Paços de Ferreira e Vitória de Guimarães, depois, com realidades distintas. Especialmente o Vitória, com tudo o que se conhece da paixão dos adeptos.
Tinha estado no Paços como jogador, numa época em que tive um tumor no pé. O treinador era o José Mota, fomos campeões da Liga 2 e subimos de divisão. Eu tive o ano todo sem jogar, os meus melhores amigos foram os elementos do departamento médico, onde eu estive quase sempre. No último jogo em casa, contra o Feirense, o José Mota dá-me a oportunidade de jogar meia dúzia de minutos para ser campeão. Meio a mancar, e tal, mas não interessa. Entrei, joguei, fui campeão e tenho a faixa. O resto é conversa. Gostei muito das pessoas e da cidade. Depois, acabo por voltar enquanto treinador. O clube estava em último lugar, mas eu fui sem medo.

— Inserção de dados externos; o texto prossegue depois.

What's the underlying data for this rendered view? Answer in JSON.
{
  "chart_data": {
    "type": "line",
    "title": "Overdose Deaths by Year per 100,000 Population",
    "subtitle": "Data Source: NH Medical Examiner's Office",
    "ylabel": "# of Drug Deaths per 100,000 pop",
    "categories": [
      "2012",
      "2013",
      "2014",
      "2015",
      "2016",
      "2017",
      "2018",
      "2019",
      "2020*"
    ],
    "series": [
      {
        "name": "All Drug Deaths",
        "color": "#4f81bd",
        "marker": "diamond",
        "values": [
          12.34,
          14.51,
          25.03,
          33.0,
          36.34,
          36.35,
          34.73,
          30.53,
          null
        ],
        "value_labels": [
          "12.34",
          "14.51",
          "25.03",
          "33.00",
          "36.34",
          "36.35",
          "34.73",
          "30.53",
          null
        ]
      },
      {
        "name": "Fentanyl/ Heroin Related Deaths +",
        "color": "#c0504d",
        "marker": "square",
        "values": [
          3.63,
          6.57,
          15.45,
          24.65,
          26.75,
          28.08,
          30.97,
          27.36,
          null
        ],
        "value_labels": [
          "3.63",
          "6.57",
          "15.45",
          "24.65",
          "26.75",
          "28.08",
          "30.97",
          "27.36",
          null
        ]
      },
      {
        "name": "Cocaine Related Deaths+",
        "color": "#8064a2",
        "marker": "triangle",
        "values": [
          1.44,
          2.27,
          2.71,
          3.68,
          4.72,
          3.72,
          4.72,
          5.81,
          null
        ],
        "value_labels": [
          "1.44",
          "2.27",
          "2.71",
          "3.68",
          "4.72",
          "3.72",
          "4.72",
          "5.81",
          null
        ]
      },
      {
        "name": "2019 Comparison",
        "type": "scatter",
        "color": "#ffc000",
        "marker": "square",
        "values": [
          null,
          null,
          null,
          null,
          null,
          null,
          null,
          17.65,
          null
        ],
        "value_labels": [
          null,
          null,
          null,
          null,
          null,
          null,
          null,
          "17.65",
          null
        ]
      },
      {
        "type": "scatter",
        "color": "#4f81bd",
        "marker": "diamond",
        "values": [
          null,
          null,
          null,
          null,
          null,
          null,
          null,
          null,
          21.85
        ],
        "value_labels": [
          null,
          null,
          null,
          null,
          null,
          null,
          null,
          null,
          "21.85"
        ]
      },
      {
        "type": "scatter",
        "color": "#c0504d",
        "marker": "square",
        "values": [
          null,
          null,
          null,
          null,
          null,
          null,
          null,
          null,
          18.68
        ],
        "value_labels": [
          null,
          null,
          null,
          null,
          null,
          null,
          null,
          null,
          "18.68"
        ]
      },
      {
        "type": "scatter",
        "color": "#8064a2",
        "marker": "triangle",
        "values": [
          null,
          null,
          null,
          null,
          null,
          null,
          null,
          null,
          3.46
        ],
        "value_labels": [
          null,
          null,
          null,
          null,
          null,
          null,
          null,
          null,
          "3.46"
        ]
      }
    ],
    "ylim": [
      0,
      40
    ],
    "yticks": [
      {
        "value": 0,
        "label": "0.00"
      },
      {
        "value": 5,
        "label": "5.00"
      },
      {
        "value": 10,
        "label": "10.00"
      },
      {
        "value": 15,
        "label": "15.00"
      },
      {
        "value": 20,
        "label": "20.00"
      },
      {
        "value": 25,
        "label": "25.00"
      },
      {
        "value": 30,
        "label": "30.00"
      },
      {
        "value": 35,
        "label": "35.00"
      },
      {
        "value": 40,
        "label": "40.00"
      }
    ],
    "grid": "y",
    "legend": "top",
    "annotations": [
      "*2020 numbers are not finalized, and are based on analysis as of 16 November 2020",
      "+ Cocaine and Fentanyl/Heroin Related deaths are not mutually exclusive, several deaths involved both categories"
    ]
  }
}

Fez trabalhos notáveis durante essa caminhada.
Sim. Mas olhando para trás também meto o Tondela como um trabalho incrível. Porque às vezes é muito injusto isto. Em 18 equipas só uma é que pode ser campeã. E o Tondela nunca vai ser campeão. O Vitória vai ser campeão da Liga? Talvez já não seja 99,99%, mas será 90%. Esta é a realidade. Catalogar um treinador por ter mais derrotas do que vitórias… Isso é normal. Então vamos lá ver uma coisa, se me derem um Ferrari ou um carro qualquer, como é que esse carro qualquer vai ganhar a um Ferrari? Nem entra nos pontos! A Fórmula 1 é um belo exemplo. Um condutor pode ser muito bom, mas se não tiver carro para ganhar… No Tondela senti, mais tarde, que o trabalho foi fantástico. E no Paços de Ferreira foi brutal. Conseguimos a manutenção, a Direção presidida por Paulo Menezes foi brutal e em janeiro tivemos reforços cirúrgicos que assentaram que nem uma luva. No ano a seguir… rebentámos. Ficámos em 5.º lugar! A equipa estava a voar, parecia um relógio autêntico. E isso abriu-me as portas para o Vitória.
Que é um mundo à parte…
Sem dúvida. Assinei e depois fui de férias. Lembro-me de ir na viagem para o Algarve e no carro, com as minhas filhas, íamos a ouvir as músicas da claque. Até arrepiava! “Oh Vitória, oh Vitória…” Isso entra logo! É um clube muito peculiar. Uma cidade grande, mas que não é assim tão grande quanto isso, mas a forma como aqueles adeptos vivem o clube, a paixão e o amor que têm pelo Vitória, os amores que passam para as novas gerações… É muito impactante e marcante para qualquer treinador que por lá passe. Eu vesti aquela pele e senti-me mesmo realizado. Foi um ano também brutal. Não ficámos em 5.º lugar por pouco, mas agora já se pode falar nisso: ano de eleições em clube grande, mexe. Eu pensava que não, que não era connosco. Mas mexe. Ainda para mais quando começa a haver ruído da possibilidade de mudança. Isso ultrapassa-nos, claro, mas chega-nos e sente-se. E não é benéfico para um grupo de trabalho. Mas olhando para o meu percurso de treinador, tenho o carimbo de ter alcançado os objetivos. E isso é um motivo de orgulho tremendo.